The biggest changes she’s seen at UC San Diego
While it was tricky to distill 36 years of growth into just a few changes, a couple of moments stand out for Platero-Lopez. Aside from the expansion of the college system, the construction of the UC San Diego Blue Line Trolley was significant. The trolley expansion was first introduced in the 1986 San Diego Association of Governments (SANDAG) Regional Transportation Plan, the same year that Platero-Lopez began working at UC San Diego.
“They’ve been talking about the extension for so many years now, so to see it finally get built and actually running stands out,” she said. “Of course, COVID caused a lot of changes too. We had to all think outside the box to adjust to changes and be more flexible.”
Best advice she’s received
Sometimes, the simplest words are the most meaningful. “Stay within your own integrity,” Platero-Lopez said. “Trust your gut—listen to what it tells you and believe in yourself.”
The most unique part about working at the university
Platero-Lopez raves about UC San Diego’s tight-knit feeling of community. “There’s a sense of camaraderie here that you don’t always find at any job,” she shared.
“Yes, there are ups and downs, but we can work out any problems together. The staff are really close; even though I’ve only been with the mathematics department for two and a half years (most of which was during remote work), I have strong working relationships with my colleagues and supervisors.”
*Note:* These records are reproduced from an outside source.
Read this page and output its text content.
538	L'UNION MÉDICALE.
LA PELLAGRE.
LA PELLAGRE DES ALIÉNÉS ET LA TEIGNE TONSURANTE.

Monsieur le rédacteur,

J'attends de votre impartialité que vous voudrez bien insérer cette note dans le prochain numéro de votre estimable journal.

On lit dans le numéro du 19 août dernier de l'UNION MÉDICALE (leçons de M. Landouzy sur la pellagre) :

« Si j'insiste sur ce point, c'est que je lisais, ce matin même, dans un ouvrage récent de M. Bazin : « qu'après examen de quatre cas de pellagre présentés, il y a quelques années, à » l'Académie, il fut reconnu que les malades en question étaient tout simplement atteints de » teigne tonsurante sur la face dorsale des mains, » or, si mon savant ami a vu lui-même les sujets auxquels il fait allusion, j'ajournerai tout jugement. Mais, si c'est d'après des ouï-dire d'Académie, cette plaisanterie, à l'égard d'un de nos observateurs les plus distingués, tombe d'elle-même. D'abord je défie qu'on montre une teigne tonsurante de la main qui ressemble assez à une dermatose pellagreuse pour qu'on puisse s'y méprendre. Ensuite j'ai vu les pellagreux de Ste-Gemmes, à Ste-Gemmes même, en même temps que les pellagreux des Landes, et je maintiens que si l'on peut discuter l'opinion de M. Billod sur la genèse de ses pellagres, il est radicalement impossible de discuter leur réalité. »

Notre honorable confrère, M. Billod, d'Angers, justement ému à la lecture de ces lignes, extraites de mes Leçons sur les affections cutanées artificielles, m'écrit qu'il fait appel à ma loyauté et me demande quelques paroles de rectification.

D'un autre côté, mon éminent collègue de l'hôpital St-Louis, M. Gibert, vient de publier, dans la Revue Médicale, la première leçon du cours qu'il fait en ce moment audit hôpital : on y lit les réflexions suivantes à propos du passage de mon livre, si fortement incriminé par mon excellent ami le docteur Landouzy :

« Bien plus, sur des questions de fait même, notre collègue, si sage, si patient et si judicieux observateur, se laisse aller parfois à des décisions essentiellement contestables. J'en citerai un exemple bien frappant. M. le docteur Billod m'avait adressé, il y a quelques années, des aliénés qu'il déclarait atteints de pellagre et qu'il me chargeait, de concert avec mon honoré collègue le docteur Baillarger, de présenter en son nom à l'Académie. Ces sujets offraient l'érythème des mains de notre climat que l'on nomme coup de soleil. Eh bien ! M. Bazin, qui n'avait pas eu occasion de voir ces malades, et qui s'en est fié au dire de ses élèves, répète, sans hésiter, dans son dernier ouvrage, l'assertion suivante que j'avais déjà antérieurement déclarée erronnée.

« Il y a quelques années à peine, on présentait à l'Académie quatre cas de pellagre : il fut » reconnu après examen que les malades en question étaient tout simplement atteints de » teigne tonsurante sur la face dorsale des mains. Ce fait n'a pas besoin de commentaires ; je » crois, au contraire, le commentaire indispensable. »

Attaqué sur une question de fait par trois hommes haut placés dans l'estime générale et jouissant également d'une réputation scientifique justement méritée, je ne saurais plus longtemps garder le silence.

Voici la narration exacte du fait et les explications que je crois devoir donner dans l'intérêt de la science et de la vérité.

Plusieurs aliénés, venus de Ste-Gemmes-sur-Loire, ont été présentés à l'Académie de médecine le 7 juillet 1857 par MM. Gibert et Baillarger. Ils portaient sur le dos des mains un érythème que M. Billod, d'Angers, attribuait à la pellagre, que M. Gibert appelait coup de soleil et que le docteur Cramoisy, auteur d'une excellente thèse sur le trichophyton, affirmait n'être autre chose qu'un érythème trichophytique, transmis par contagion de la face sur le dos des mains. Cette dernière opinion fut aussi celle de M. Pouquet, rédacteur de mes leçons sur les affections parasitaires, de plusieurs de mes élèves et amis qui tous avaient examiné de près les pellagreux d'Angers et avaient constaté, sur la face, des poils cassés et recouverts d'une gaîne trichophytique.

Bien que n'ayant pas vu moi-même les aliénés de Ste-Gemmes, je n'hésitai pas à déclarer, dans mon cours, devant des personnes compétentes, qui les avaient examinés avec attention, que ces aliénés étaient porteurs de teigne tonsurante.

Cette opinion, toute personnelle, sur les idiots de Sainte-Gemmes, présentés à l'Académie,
One of her favorite UC San Diego memories
In 1997, former President Bill Clinton delivered the keynote address during the graduation commencement ceremony. “When I was working at the Center for U.S.-Mexican Studies, I received a call one morning explaining that drivers were needed for the presidential motorcade,” Platero-Lopez shared. “If we wanted to participate, I needed to give the Secret Service our information by 3 p.m. that afternoon!” Scrambling, she asked colleagues across campus and family members to join the motorcade with her.
After going through intensive security screening, training and a practice drive, she was ready. On the day of the ceremony, everyone arrived at the Hotel del Coronado by 6 a.m. “It was lots of waiting, especially at first, but I had lots of adrenaline too,” she recalled. As part of the motorcade, Platero-Lopez picked up President Clinton at the San Diego International Airport, then known as Lindbergh Field, where Air Force One landed and accompanied him to UC San Diego. “We had the opportunity to take a photo with him after the ceremony. It was such a surreal day that, even almost 25 years later, it still stands out as a key moment that I could never have experienced if not for UC San Diego.”
Something most people don’t know about her
Her family has a long legacy at UC San Diego. During her time at UC San Diego, all three of her sisters have also worked at the university for 30-35 years. Plus, Platero-Lopez’s husband has worked at UC San Diego for 30 years. A brother-in-law and an uncle have also spent significant time at the university. “Between us, we have over 160 years of service at UC San Diego,” she shared proudly.
Plans for retirement
Platero-Lopez always told herself that she would retire after 40 years of service. Now that she’s approaching retirement, she’s beginning to reconsider. But, with her kids grown, she also realizes that life is too short to spend it all working.
While her plans aren’t quite set in stone, Platero-Lopez and her husband dream of traveling. Maybe they will buy an RV and road trip around the United States; maybe they will venture further. What matters most to Platero-Lopez is that she stays close with her family and that her loved ones stay healthy.